Re: Do you actually think that lower latency will be able to sustain performance as processors grow in clock frequency?
Do you think processors will be able to sustain performance as clock speeds increase without lower latency?
Modern chips, with on die L1 and L2 caches have hit rate percents in the high 90's. Data reads can be bytes, words, or longs and instructions are often long words so let's just assume 4 bytes are needed for each of those reads. If the miss rate is as high as 5% (and it rarely is) that means a 10GHZ chip would need bandwidth of 10,000 million / 20 = 500 million 4 byte reads per second or 2 gigabytes per second. One PC266 channel can transfer 266 mhz x 8 bytes = 2,128 megabytes or about 2 gigabytes per second - about what will be used by a 10GHZ processor.
So, one PC266 channel minimally supports the bandwidth needed by a 10 gigahertz processor.
The thing is, when the chip has a cache miss, it stalls until the required instruction or data is available. Even the best PC266 has latency on the order of 50ns - 100 clocks on a 2GHZ chip. So latency is very important. At 10GHZ the chip would be stalled for 500 clocks every time it needed an outside read. Rambus has longer latency times than DDR, which makes Rambus even worse for higher speeds. If AMD can cut latency down by 15 to 20 ns by bypassing a chipset memory controller, it will result in an instant and substantial increase in performance - especially as clock speeds increase.

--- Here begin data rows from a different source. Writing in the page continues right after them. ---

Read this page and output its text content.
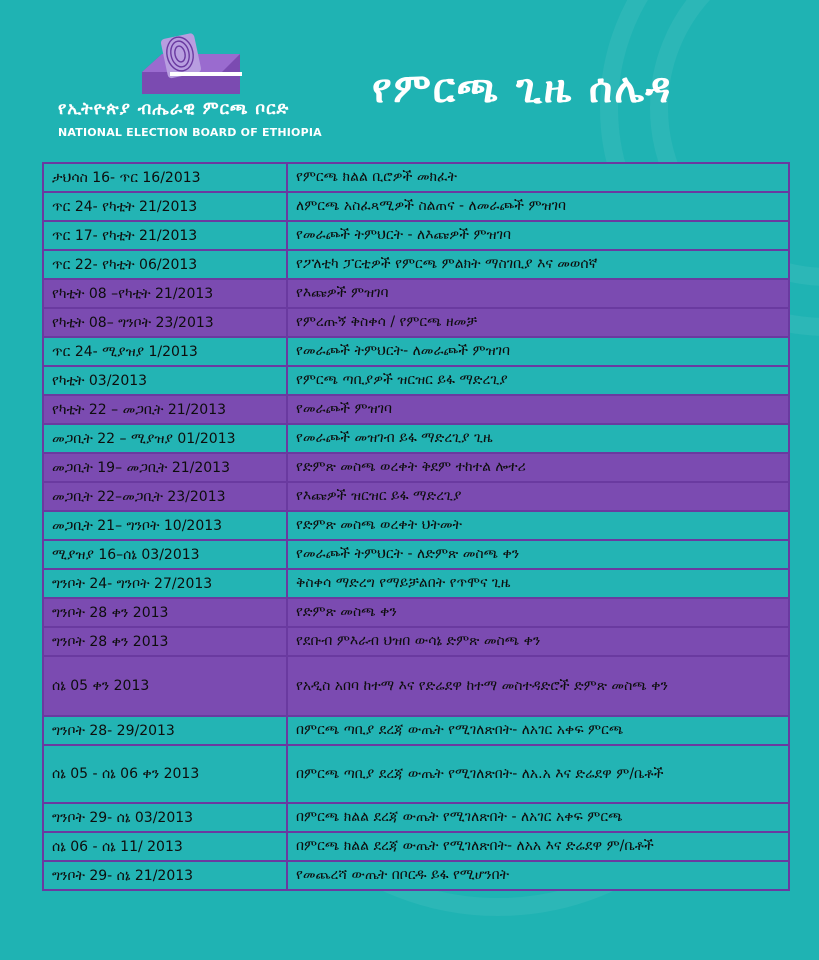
የኢትዮጵያ ብሔራዊ ምርጫ ቦርድ
NATIONAL ELECTION BOARD OF ETHIOPIA
የምርጫ ጊዜ ሰሌዳ
ታህሳስ 16- ጥር 16/2013	የምርጫ ክልል ቢሮዎች መክፈት
ጥር 24- የካቲት 21/2013	ለምርጫ አስፈጻሚዎች ስልጠና - ለመራጮች ምዝገባ
ጥር 17- የካቲት 21/2013	የመራጮች ትምህርት - ለእጩዎች ምዝገባ
ጥር 22- የካቲት 06/2013	የፖለቲካ ፓርቲዎች የምርጫ ምልክት ማስገቢያ እና መወሰኛ
የካቲት 08 –የካቲት 21/2013	የእጩዎች ምዝገባ
የካቲት 08– ግንቦት 23/2013	የምረጡኝ ቅስቀሳ / የምርጫ ዘመቻ
ጥር 24- ሚያዝያ 1/2013	የመራጮች ትምህርት- ለመራጮች ምዝገባ
የካቲት 03/2013	የምርጫ ጣቢያዎች ዝርዝር ይፋ ማድረጊያ
የካቲት 22 – መጋቢት 21/2013	የመራጮች ምዝገባ
መጋቢት 22 – ሚያዝያ 01/2013	የመራጮች መዝገብ ይፋ ማድረጊያ ጊዜ
መጋቢት 19– መጋቢት 21/2013	የድምጽ መስጫ ወረቀት ቅደም ተከተል ሎተሪ
መጋቢት 22–መጋቢት 23/2013	የእጩዎች ዝርዝር ይፋ ማድረጊያ
መጋቢት 21– ግንቦት 10/2013	የድምጽ መስጫ ወረቀት ህትመት
ሚያዝያ 16–ሰኔ 03/2013	የመራጮች ትምህርት - ለድምጽ መስጫ ቀን
ግንቦት 24- ግንቦት 27/2013	ቅስቀሳ ማድረግ የማይቻልበት የጥሞና ጊዜ
ግንቦት 28 ቀን 2013	የድምጽ መስጫ ቀን
ግንቦት 28 ቀን 2013	የደቡብ ምእራብ ህዝበ ውሳኔ ድምጽ መስጫ ቀን
ሰኔ 05 ቀን 2013	የአዲስ አበባ ከተማ እና የድሬደዋ ከተማ መስተዳድሮች ድምጽ መስጫ ቀን
ግንቦት 28- 29/2013	በምርጫ ጣቢያ ደረጃ ውጤት የሚገለጽበት- ለአገር አቀፍ ምርጫ
ሰኔ 05 - ሰኔ 06 ቀን 2013	በምርጫ ጣቢያ ደረጃ ውጤት የሚገለጽበት- ለአ.አ እና ድሬደዋ ም/ቤቶች
ግንቦት 29- ሰኔ 03/2013	በምርጫ ክልል ደረጃ ውጤት የሚገለጽበት - ለአገር አቀፍ ምርጫ
ሰኔ 06 - ሰኔ 11/ 2013	በምርጫ ክልል ደረጃ ውጤት የሚገለጽበት- ለአአ እና ድሬደዋ ም/ቤቶች
ግንቦት 29- ሰኔ 21/2013	የመጨረሻ ውጤት በቦርዱ ይፋ የሚሆንበት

Is that enough? No, of course not. Even today's processors benefit from higher memory bandwidths. When a miss occurs, there is a pretty good probability that a new branch has been taken and that a number of additional reads will be required that can be predicted and prefetched. So additional bandwidth is helpful and can improve performance. But latency is what's critical. That's why one channel of Rambus can't compete even with one channel of PC133 memory, despite it's much greater bandwidth. |